- Born: August 2, 1843 Wesel, Prussia
- Died: August 20, 1922 (aged 79) Vineland, New Jersey, United States of America

= Richard Veenfliet =

Richard Veenfliet (August 2, 1843 – August 20, 1922) was an American commercial artist known for illustration-figure, genre, and landscape. Today, Richard Veenfliet is perhaps best known for his postcards.

==Early life, family and education==
Richard Veenfliet was born on August 2, 1843, in Wesel, Prussia. Veenfliet was the second child of eight children. The Veenfliet family emigrated to the United States of America after his father, George F. Veenfliet, a former Prussian officer, professor of Mathematics and Physical Sciences at the University of Bonn and professor of Languages and Sciences at the High School of Aix-la-Chapelle, became embroiled in the Revolutions of 1848.

Soon after the family arrived in Detroit, and in the company of a companion, Carl Post, a friend of similar thought and character, they began to explore the country toward the Saginaw River. The Veenfliets then became one of the founding families of Blumfield Township, Michigan. Many Native Americans lived in this part of Michigan and, perhaps unique to its time, the two groups were friendly and lived peacefully together. In fact, they often had to work together. While the primeval forest of Blumfield was very beautiful, it often proved to be hazardous and full of unexpected hardships.

The Veenfliets named Blumfeld Township after Robert Blum, also a political offender, who was shot in 1848 by the King's soldiers for daring to take the part of his oppressed fellow men.

The Veenfliets, along with Rudolph Diepenbeck, were advocates for immigration. They established and staffed offices in New York City and Detroit, from which they sent promotional pamphlets abroad. They were also liberal in their religious views. The beliefs of the Veenfliets often reflected those of Robert Blum and, by extension, the period of Romanticism.

Veenfliet attended school in Blumfield, Saginaw and Detroit, where he studied architecture. In Saginaw in the summer of 1863, he took drawing lessons from a Mr. Haugh and the following year enlisted in a Michigan Infantry unit in the Civil War.

==Civil War==
A picture of Robert Blum long graced the walls of the primitive log school house in Blumfield Township. It represented him kneeling on the ground, his Executioners ranged in front, and he in the act of tearing the folds from his eyes, and saying: "An honest brave man does not fear death, he glories in the thought of dying for his country." This would later inspire many young men in Blumfield County to join the Union Army, including Richard Veenfliet and his older brother Fred. Specifically, men from Blumfield were inspired by Robert Blum to wipe out slavery as a national institution. Richard's father, George F. Veenfliet, was one of the delegates to the 1860 Republican National Convention, which nominated Abraham Lincoln for president.

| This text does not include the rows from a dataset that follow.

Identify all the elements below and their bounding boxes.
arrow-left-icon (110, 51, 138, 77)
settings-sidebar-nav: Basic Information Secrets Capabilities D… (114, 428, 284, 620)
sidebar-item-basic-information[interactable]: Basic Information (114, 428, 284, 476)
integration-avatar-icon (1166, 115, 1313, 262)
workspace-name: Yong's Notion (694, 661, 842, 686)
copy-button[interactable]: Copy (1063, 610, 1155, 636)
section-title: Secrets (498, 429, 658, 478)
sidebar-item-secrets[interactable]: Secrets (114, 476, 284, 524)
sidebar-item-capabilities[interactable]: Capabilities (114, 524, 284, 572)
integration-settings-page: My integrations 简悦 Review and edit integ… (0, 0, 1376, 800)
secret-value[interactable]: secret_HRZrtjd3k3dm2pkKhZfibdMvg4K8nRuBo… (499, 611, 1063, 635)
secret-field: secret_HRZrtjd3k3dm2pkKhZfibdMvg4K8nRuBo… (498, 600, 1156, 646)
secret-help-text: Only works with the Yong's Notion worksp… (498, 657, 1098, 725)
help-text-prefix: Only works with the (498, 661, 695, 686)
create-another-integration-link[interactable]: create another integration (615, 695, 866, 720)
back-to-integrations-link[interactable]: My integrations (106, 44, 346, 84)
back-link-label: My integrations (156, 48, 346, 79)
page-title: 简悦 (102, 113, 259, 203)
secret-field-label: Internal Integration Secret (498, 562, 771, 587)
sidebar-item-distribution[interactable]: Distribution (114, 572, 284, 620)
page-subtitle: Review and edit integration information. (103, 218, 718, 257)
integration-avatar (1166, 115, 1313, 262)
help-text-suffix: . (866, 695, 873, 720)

Both Richard and his brother Fred were part of the 14th Michigan Volunteer Infantry Regiment and the 29th Michigan Volunteer Infantry Regiment.

Richard Veenfliet's brother Fred died in the Battle of Nashville, December 15, 1864, when rebel General John Bell Hood surrounded and attempted to capture the city.

==Post Civil War and World War I==
After the war, he worked as a laborer, salesman and architect. In 1884, he moved to New York City, where he took a job as a foreman of the art department with Frankmann Bailey & Blanpy.

It is highly likely that Richard Veenfliet had to register as German and report to county court during World War I, as records have confirmed his younger sister Augusta's registration. This was a time in which many Americans were angry and suspicious towards German-Americans, and during the course of the war the government registered nearly half a million "enemy alien" civilians and interned nearly 6,000. Unfortunately, many states have not released these records and thus cannot be confirmed.

Richard Veenfliet was a member of the Cincinnati Art Club and held a position at the Strobridge Lithographic Company. He also exhibited his work at the Chicago Art Institute. He died in 1922, painting at his easel one of the many watercolors for which he is well known.